TiVo has laid off the majority of its hardware team as it exits the DVR business and focuses instead on software licensing, sources say, including pushing TV recordings to the cloud rather than a box under your TV. Only two engineers have been retained, insiders told Wired, to deal with legacy support and future third-party hardware running TiVo software.
That future hardware will see TiVo turn its attention to capitalizing on its easy-to-use software, rather than making the boxes that actually run that code. DVRs themselves will be supplied by cable and pay-TV providers, such as the Virgin Media box offered in the UK.
However, the future is likely to shift away from dedicated hardware and toward the cloud, or so TiVo believes. The TiVo Network PVR – aka nPVR – is one such way of delivering that; announced back in September 2013, it will store shows online rather than locally, and then stream them to smartphones, tablets, and of course TVs, the latter using a compact, low-powered box rather.
When nDVR launches, however, it won’t be sold direct to users. Instead, it will be provided as part of a cable subscription; Wired suggests there’ll be a Roku app that can receive TiVo cloud streams too, avoiding the need for any TiVo-branded box at all.
TiVo wouldn’t directly confirm the job losses or the bold strategy change, though did say that it maintains “appropriate levels of staffing and expertise necessary to support our existing hardware business.”
[Update] TiVo has denied that it is shifting away from dedicated hardware.

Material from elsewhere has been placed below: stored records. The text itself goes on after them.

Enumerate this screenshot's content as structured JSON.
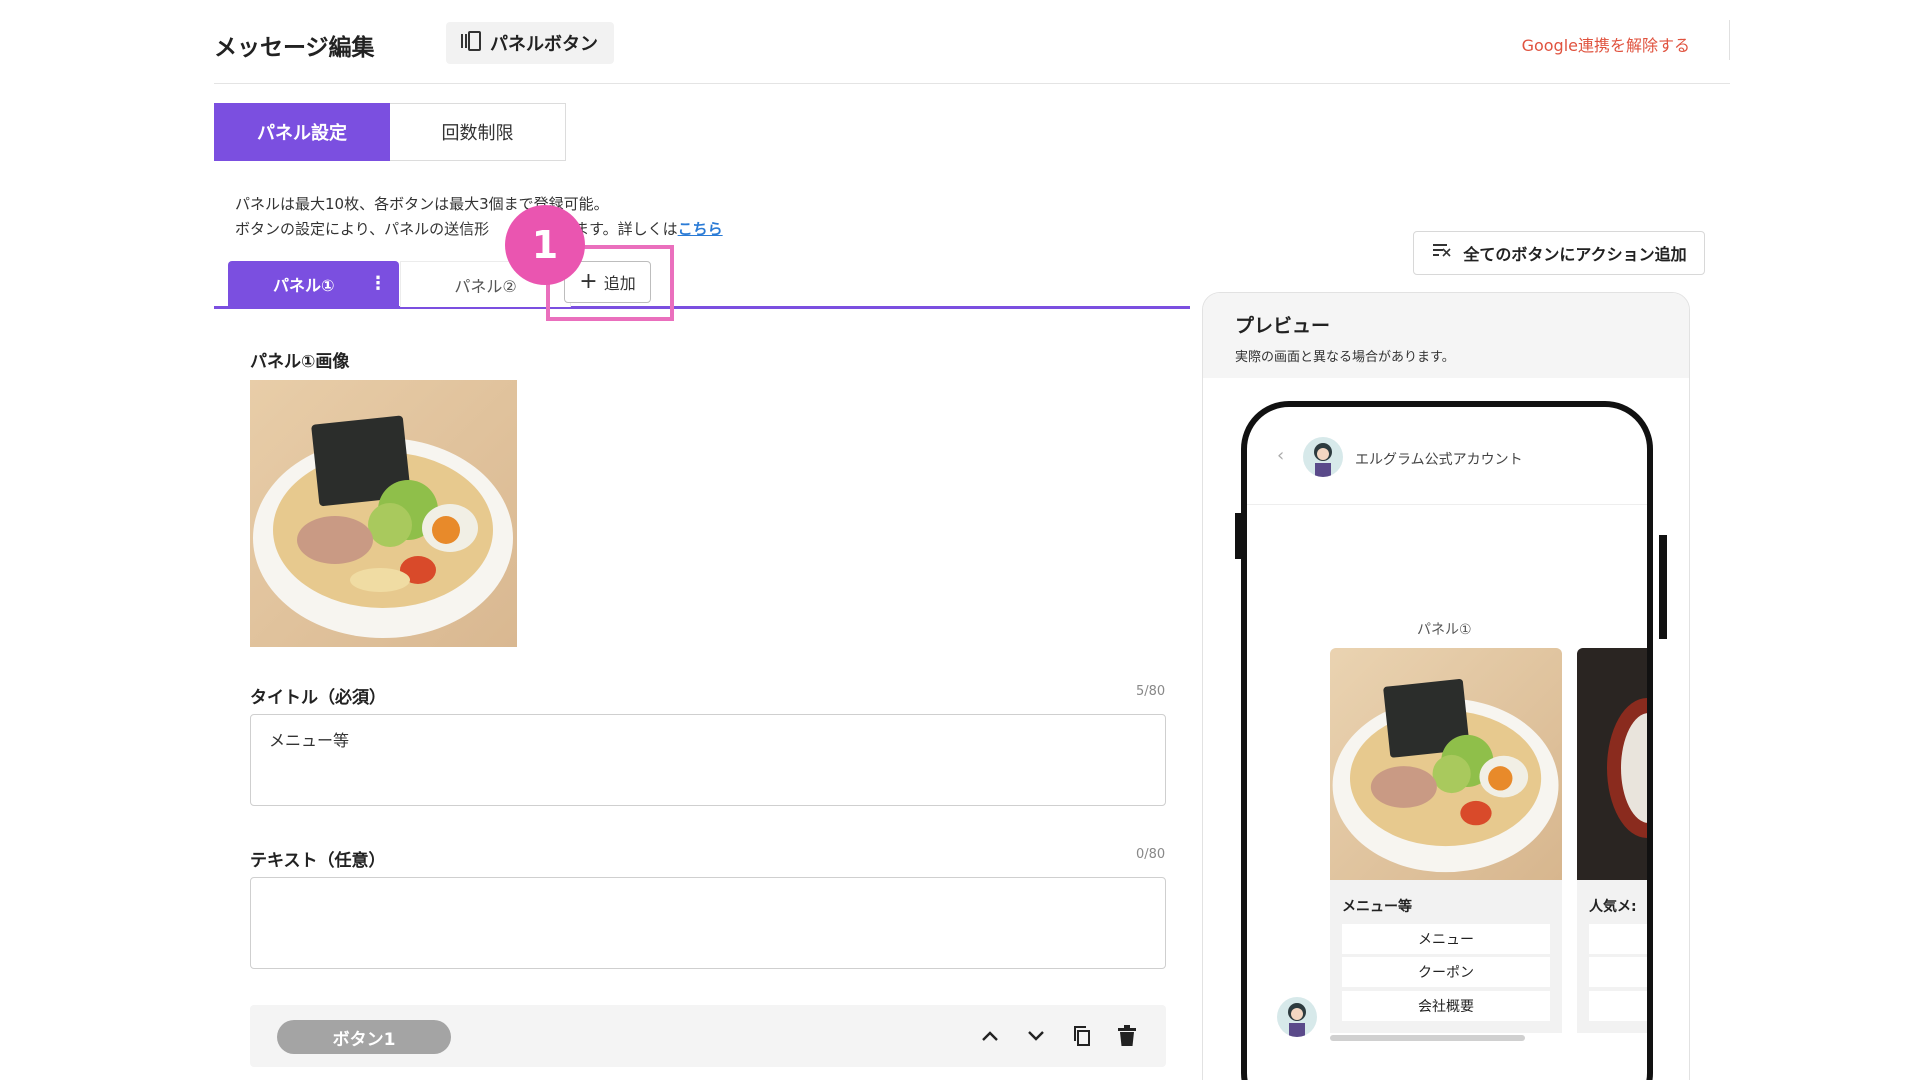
{
  "header": {
    "title": "メッセージ編集",
    "type_chip": "パネルボタン",
    "unlink_link": "Google連携を解除する"
  },
  "top_tabs": [
    {
      "label": "パネル設定",
      "active": true
    },
    {
      "label": "回数制限",
      "active": false
    }
  ],
  "info": {
    "line1": "パネルは最大10枚、各ボタンは最大3個まで登録可能。",
    "line2_prefix": "ボタンの設定により、パネルの送信形",
    "line2_suffix": "ります。詳しくは",
    "link": "こちら"
  },
  "action_all_button": "全てのボタンにアクション追加",
  "panel_tabs": [
    {
      "label": "パネル①",
      "active": true
    },
    {
      "label": "パネル②",
      "active": false
    }
  ],
  "add_button": "追加",
  "step_badge": "1",
  "form": {
    "image_label": "パネル①画像",
    "title_label": "タイトル（必須）",
    "title_counter": "5/80",
    "title_value": "メニュー等",
    "text_label": "テキスト（任意）",
    "text_counter": "0/80",
    "text_value": "",
    "button_pill": "ボタン1"
  },
  "preview": {
    "title": "プレビュー",
    "subtitle": "実際の画面と異なる場合があります。",
    "account_name": "エルグラム公式アカウント",
    "panel_label": "パネル①",
    "card_title": "メニュー等",
    "card_buttons": [
      "メニュー",
      "クーポン",
      "会社概要"
    ],
    "card2_title": "人気メ:"
  },
  "colors": {
    "accent": "#7b4fe0",
    "highlight": "#ea6fbd",
    "badge": "#ea55b0",
    "danger_link": "#e0533f"
  }
}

TiVo’s VP of PR and Corporate Communications Steve Wymer replied to Techland; “We continue to balance appropriate levels of staffing and expertise necessary to support our existing hardware business and continue our innovation in hardware platforms and accessories with the need to allocate resources where strategic growth opportunities exist – and there is no doubt that we expect growth in the cloud-based delivery aspects of TiVo’s business”.